Taxis à vide entre Zaventem et Bruxelles, un blocage persistant
Face à des règles jugées incohérentes entre Zaventem et Bruxelles, Anne-Charlotte d’Ursel interpelle le gouvernement régional. La députée dénonce un blocage persistant qui pénalise chauffeurs, usagers et image de la capitale.
Publié par A JS
Résumé de l'article
Les règles divergentes entre Régions continuent de perturber les taxis entre Zaventem et Bruxelles. Malgré une décision de la Cour constitutionnelle en 2024, aucun accord n’a été conclu. Anne-Charlotte d’Ursel interpelle le gouvernement bruxellois pour débloquer la situation.
Rejoindre Bruxelles depuis son principal aéroport devrait être fluide. Pourtant, la coexistence de réglementations distinctes entre les trois Régions complique encore les déplacements en taxi. Cette organisation fragmentée empêche une utilisation efficace des véhicules.
Sur le terrain, les effets sont immédiats. Certains chauffeurs doivent repartir sans passagers après une course vers Zaventem. D’autres restent disponibles mais ne peuvent accepter certaines demandes. Ce système, hérité d’un cadre incomplet, crée une situation difficilement compréhensible pour les voyageurs.
Un cadre juridique inachevé
À l’origine, l’ordonnance bruxelloise du 9 juin 2022. Elle prévoit un accord de coopération entre Régions pour organiser ces trajets. Cet accord n’a toutefois jamais été finalisé.
En décembre 2024, la Cour constitutionnelle a confirmé la nécessité de cette coordination. Malgré cette décision, aucune avancée concrète n’a été enregistrée. Trois ans après l’adoption du décret wallon, le dossier reste bloqué.
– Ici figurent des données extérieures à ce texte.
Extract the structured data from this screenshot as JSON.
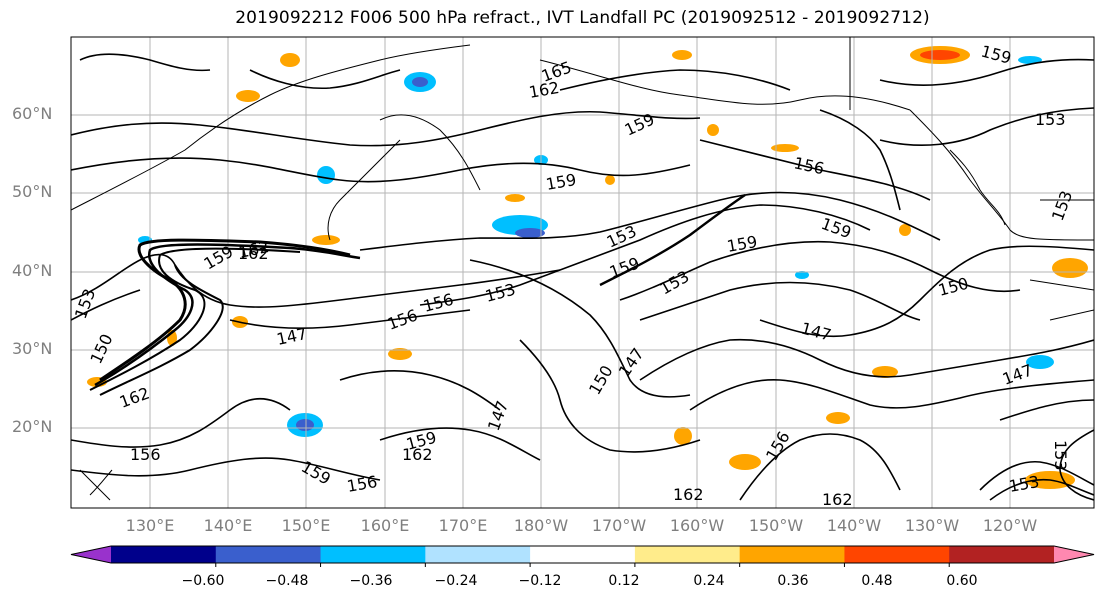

C’est dans ce contexte qu’Anne-Charlotte d’Ursel (MR) a interpellé en commission des affaires intérieures Karine Lalieux (PS), secrétaire d’État en charge des taxis. Elle demande des précisions sur l’état des discussions et le calendrier envisagé.
Des conséquences en cascade
Les dysfonctionnements actuels dépassent la simple question pratique. Les trajets à vide augmentent les coûts pour les chauffeurs et génèrent des kilomètres inutiles. L’impact environnemental s’en trouve aggravé.
Pour les usagers, l’offre manque de lisibilité. Les différences de règles entre territoires compliquent l’accès au service. Cette complexité nuit aussi à l’image internationale de Bruxelles, pourtant censée être une porte d’entrée accessible.
En relançant ce dossier, la députée entend obtenir des avancées concrètes. L’enjeu est de mettre fin à un système jugé inefficace, tant sur le plan économique qu’écologique.